Almost 14,000 archaeological sites and national monuments in the United States could be lost by 2100 as seas rise due to climate change, scientists said on Wednesday.

The findings offer a glimpse into the vast amount of global cultural heritage that could be destroyed, the study said. One in 10 archaeological sites that it analyzed on nine southeastern coastal states risk inundation.

"The data are sobering: projected sea level rise ... will result in the loss of a substantial portion of the record of both pre-Columbian and historic period human habitation," the authors said in the journal PLoS ONE.

"(There are) serious concerns over the threat of global climate change to the archaeological and historic record."

Scientists predict sea levels are on track to surge by an average of 1 meter globally by 2100.

In the first study on such a scale, researchers combined data on the elevation of archaeological and historic sites along in the Atlantic and Gulf of Mexico coasts with sea-level rise predictions.

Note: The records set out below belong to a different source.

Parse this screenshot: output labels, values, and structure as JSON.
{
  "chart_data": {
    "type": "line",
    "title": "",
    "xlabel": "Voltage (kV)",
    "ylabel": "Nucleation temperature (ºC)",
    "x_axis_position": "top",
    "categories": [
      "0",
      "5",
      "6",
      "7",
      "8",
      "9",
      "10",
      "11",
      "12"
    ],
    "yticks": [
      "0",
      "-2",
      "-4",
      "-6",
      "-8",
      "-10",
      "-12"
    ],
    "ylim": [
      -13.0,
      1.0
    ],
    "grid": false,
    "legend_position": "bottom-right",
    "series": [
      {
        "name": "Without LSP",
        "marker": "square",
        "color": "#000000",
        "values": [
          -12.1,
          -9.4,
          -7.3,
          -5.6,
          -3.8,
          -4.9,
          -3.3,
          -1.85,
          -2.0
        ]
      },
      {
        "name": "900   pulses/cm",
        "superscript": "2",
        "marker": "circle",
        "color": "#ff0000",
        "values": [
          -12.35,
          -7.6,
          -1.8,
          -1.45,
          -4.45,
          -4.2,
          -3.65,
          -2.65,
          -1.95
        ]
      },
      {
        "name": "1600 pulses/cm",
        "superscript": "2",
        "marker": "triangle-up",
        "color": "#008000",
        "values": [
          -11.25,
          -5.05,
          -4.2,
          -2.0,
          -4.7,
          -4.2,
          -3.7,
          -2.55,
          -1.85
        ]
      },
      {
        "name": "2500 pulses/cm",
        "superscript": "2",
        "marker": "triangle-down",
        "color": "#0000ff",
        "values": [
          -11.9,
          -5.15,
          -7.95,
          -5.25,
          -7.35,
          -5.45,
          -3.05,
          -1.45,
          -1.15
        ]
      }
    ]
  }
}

"This is only a tiny fraction of what's out there," co-author David Anderson, an archaeology professor at the University of Tennessee, told the Thomson Reuters Foundation by phone.

"The record of human occupation of coastal regions goes back thousands of years and we stand to lose a lot of that."

Florida's 17th century Castillo de San Marcos fortress and Fort Matanzas, which date back to European colonial struggles for the New World, are among the historic national monuments that could disappear.

Other sites are in Maryland, Virginia, North Carolina, South Carolina, Georgia, Alabama, Mississippi and Louisiana.

The authors called for a debate about which fragments of human history should be salvaged through relocation and documented for posterity.